В центре монографии проблема «личность и творчество», рассматриваемая шире, нежели то или иное отражение биографии художника в его произведениях. Равно ошибочными представляются точка зрения на творчество как на прямой биографический источник и признание словно бы двух независимых биографий — житейской и творческой. Материалы деятельности Шостаковича—творца, педагога, руководителя композиторской организации РСФСР, депутата Советов народных депутатов, выявляя многие психологические и этические черты личности, показывают, что определение линии творчества всегда становилось и определением линии жизни: идеалы жизни Шостакович возвышал до идеалов искусства. Органичной была внутренняя взаимосвязь между общественно-политическим, эстетическим и нравственно-этическим началами в его жизни-творчестве и личности. Никогда не защищался он от времени, не уходил и самосохранение ради повседневных радостей. Тип человека, ярчайшим олицетворением которого явился Шостакович, был рожден молодостью времени, духом революции. Стержень, цементирующий все стороны биографии Шостаковича,—этика, близкая этике всех, кто испокон веков боролся за совершенство человека, и вместе с тем обусловленная его личным развитием, устойчивыми традициями семьи.

Известно значение в формировании художника как непосредственных, так и более отдаленных семейных истоков: в предках природа берет «строительный материал», из вековых накоплений складываются сложные генетические комбинации гения. Не всегда зная, почему и как из ручейков вдруг возникает мощная река, мы все-таки знаем, что эта река создана ими, содержит их контуры и приметы. Восходящую семьи Шостаковича следует начинать по отцовской линии с Петра и Болеслава Шостаковичей, Марии Ясинской, Варвары Шапошниковой, по материнской линии — с Якова и Александры Кокоулиных. У них наметились коренные свойства рода: общественная чуткость, представление о долге перед людьми, сочувствие страданию, ненависть к злу. Одиннадцатилетний Митя Шостакович был вместе с теми, кто встречал В. И. Ленина в Петрограде в апреле 1917 года и слушал его речь. То был не случайный очевидец событий, а человек, принадлежащий к семье, связанной с семьями Н. Г. Чернышевского, И. Н. Ульянова, с освободительным движением дореволюционной России.

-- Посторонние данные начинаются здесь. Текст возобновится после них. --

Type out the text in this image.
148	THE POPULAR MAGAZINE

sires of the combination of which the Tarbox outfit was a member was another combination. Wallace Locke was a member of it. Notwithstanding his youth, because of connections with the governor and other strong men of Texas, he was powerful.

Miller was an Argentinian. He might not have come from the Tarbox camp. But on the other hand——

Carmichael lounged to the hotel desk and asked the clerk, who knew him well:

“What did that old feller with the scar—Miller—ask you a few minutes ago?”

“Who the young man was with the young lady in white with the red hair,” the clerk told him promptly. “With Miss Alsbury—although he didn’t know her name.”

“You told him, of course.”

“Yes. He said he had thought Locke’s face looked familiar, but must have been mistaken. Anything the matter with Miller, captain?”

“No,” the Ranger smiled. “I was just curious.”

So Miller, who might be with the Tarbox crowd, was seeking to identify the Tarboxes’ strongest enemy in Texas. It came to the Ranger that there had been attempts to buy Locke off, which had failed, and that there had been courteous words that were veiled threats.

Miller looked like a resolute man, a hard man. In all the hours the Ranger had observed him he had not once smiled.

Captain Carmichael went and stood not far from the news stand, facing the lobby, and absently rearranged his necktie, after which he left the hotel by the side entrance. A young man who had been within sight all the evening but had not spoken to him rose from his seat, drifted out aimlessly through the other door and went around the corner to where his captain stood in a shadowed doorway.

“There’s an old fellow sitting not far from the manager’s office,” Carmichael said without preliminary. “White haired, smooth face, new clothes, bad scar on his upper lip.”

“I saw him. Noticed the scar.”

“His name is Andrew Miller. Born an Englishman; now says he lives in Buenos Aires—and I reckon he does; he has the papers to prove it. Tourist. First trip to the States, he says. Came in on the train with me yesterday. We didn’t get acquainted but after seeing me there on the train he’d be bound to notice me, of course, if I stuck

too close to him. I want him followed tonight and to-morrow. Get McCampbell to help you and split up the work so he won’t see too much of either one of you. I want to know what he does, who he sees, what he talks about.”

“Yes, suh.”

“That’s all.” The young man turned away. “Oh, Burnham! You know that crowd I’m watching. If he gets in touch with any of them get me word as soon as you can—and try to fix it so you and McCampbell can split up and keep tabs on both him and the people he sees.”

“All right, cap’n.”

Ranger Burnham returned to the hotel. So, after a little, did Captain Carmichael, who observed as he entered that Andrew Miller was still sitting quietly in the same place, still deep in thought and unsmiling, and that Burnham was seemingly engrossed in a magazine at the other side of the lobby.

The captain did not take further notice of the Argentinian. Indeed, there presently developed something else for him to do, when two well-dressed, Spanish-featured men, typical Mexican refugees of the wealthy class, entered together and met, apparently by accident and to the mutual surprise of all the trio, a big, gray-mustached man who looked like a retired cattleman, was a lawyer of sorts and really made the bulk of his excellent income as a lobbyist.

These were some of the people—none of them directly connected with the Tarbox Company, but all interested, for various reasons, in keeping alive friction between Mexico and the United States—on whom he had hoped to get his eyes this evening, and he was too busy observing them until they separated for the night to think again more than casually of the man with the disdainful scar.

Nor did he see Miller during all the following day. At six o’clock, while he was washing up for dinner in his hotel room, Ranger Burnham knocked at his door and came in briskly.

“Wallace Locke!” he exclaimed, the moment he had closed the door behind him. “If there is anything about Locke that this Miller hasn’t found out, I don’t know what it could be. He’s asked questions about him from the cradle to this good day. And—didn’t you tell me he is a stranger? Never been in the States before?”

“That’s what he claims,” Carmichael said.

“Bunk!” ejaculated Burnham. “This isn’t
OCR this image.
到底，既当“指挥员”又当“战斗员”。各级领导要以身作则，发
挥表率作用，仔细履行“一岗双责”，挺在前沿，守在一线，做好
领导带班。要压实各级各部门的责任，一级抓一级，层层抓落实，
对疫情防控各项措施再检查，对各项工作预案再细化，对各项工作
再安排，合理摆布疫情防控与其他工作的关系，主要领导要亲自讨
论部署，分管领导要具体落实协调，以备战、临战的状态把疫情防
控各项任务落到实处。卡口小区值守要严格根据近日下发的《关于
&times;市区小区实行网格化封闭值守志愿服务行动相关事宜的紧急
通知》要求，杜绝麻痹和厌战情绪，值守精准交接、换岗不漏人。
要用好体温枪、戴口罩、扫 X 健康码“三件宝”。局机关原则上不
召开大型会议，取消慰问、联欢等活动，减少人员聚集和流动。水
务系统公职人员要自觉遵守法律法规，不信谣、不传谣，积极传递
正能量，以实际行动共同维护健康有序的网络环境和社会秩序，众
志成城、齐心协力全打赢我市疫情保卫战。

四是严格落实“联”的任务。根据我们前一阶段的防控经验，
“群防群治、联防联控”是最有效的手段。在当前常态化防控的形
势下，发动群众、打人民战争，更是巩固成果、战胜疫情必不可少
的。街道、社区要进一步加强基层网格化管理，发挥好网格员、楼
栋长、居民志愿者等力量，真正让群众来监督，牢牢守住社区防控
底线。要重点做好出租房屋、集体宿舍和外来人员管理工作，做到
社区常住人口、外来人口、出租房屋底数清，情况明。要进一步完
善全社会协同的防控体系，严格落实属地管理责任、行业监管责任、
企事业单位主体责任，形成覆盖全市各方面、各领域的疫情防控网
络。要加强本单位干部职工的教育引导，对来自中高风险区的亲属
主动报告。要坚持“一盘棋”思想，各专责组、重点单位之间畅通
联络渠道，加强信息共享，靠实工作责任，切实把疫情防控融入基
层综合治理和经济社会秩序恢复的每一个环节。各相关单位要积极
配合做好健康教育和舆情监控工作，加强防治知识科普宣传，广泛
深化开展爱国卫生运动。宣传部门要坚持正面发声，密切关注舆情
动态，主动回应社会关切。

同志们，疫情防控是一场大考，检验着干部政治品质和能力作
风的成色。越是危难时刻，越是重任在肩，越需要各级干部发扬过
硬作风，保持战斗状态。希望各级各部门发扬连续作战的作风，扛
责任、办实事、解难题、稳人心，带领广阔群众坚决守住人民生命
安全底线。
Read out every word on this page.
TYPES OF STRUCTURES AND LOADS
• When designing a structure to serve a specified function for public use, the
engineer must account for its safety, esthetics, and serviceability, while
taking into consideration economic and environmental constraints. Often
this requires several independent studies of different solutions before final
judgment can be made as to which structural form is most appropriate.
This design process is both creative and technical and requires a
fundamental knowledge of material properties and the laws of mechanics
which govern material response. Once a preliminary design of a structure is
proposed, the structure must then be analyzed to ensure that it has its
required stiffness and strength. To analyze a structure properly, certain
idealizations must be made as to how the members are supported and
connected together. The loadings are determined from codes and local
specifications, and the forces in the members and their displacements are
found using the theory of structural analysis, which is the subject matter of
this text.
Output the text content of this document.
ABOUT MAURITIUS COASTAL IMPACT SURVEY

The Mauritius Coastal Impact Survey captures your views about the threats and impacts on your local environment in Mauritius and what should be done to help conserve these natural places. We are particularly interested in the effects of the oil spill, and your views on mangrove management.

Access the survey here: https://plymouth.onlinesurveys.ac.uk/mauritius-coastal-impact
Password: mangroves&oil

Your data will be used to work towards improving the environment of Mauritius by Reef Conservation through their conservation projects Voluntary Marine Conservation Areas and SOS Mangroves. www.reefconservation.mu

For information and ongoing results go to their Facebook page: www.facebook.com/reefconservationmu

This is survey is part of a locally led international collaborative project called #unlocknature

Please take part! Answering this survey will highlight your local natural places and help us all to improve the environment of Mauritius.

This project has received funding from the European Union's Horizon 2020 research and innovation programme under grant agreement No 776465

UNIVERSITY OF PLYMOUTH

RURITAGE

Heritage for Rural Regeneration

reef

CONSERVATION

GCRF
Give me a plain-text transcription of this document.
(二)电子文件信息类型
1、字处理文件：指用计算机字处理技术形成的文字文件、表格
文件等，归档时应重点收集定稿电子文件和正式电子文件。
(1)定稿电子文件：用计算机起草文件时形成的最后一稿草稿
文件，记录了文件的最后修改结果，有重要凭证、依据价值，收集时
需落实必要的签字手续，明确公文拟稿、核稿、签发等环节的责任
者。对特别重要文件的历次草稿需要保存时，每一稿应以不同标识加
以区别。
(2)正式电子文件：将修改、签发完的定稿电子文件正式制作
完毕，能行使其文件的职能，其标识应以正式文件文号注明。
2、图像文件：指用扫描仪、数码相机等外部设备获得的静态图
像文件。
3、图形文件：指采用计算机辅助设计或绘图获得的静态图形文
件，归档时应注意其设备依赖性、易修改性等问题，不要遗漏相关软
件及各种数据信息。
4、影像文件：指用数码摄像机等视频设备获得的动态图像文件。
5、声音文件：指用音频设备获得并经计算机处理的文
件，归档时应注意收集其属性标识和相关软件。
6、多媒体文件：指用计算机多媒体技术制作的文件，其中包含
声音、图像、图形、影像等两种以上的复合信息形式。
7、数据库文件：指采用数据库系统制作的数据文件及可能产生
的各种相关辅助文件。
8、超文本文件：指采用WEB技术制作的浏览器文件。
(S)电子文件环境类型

Процесс воспитания и обучения Д. Д. Шостаковича, педагогический облик и методы его учителей А. К. Глазунова, М. О. Штейнберга, Л. В. Николаева, И. А. Гляссера, А. А. Розановой приобщили юного музыканта к традициям классической русской музыкальной школы, к ее этике. Путь Шостакович начинал с открытыми глазами и открытым сердцем, знал, на что себя направить, когда в двадцать лет, как клятву, написал: «Я буду работать не покладая рук в области музыки, которой я отдам всю свою жизнь»[6].

В дальнейшем творческие, житейские трудности не раз становились испытанием его этики, его стремления навстречу человеку—носителю добра и справедливости. Общественное признание его новаторских устремлений проходило сложно; материалы объективно раскрывают пережитые им кризисные моменты, их влияние на его облик и музыку: кризис 1926 года, расхождения с Глазуновым, Штейнбергом, дискуссии 1936, 1948 годов с резким порицанием творческих принципов композитора.

Служение революционному делу

Сохраняя «запас» стойкости, Шостакович не избежал и личных страданий и противоречий. Резкая контрастность его жизни сказывалась в характере—уступчивом, но и непреклонном, интеллекте — холодном и пламенном, в его непримиримости при доброте, С годами всегда сильные чувства — признак нравственной высоты — соединялись со все более глубоким самообладанием. Безудержная смелость самовыражения оттесняла заботы каждого дня. Музыка, как центр бытия, приносила радость, укрепляла волю, но, отдавая себя музыке, он понимал отдачу всеобъемлюще,— и этическое предназначение, озаренное идеалом, поднимало его личность.

Нигде не сохранились документы, по которым точно можно было бы зафиксировать, когда и как происходило второе духовное рождение человека, но все, кто соприкасались с жизнью Шостаковича, свидетельствуют, что произошло это в период создания оперы «Леди Макбет Мценского уезда», Четвертой и Пятой симфоний: духовное утверждение было неотделимо от творческого. Здесь хронологическая граница: она принята и в структуре настоящего издания[7].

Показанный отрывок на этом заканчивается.